Bir diğer ölüm sebebimiz de zaman ve mekan kayıtları içinde olmamız ve bu kayıtlardan kaçış hızınızın yeterli olmayışıdır. Mesela bir vasıta bize çarpacağı anda biz yüksek bir hızla hareket edip bu kazadan kurtulabilirdik. Aynı şekilde bize doğru gelen bir mermiden daha hızlı hareket edebilse idik, yine kurşunun bize vereceği zarardan kurtulmuş olurduk. İşte ahiret alemlerinde “ruh sürati ve hayal hızı” ile hareket edileceğinden zaman ve mekânın kayıtlarından kurtulmuş olacağız. Yani bir ölçüde zaman ve mekan bize bağlı olacak.

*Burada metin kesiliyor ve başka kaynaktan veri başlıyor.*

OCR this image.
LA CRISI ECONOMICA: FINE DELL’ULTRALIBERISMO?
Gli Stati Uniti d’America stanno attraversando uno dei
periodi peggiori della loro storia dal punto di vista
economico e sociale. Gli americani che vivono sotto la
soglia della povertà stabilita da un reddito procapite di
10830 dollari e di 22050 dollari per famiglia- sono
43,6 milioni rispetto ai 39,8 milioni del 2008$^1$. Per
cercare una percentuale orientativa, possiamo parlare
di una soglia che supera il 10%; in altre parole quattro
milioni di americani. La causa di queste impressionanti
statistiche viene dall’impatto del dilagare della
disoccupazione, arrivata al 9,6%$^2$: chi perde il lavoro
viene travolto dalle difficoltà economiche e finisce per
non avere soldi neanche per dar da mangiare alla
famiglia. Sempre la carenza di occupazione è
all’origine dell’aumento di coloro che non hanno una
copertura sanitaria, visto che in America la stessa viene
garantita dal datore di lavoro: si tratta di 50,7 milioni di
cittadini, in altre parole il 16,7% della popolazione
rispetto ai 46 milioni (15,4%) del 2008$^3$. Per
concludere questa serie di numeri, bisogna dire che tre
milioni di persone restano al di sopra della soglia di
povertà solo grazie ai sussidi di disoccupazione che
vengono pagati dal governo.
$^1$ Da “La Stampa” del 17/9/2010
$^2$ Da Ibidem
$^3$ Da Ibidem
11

Niçin öldüğümüzün en güzel bir cevaplarından birisi yine Risale-i Nurlarda verilmiş:
“Evet insan bir çekirdeğe benzer. Nasıl ki o çekirdeğe kudretten manevî ve ehemmiyetli cihazat ve kaderden ince ve kıymetli program verilmiş. Tâ ki toprak altında çalışıp, tâ o dar âlemden çıkıp, geniş olan hava âlemine girip, Hâlık’ından istidat lisanıyla bir ağaç olmasını isteyip kendine lâyık bir kemal bulsun.
İşte aynen onun gibi insanın mahiyetine, kudretten ehemmiyetli cihazat ve kaderden kıymetli programlar tevdi edilmiş.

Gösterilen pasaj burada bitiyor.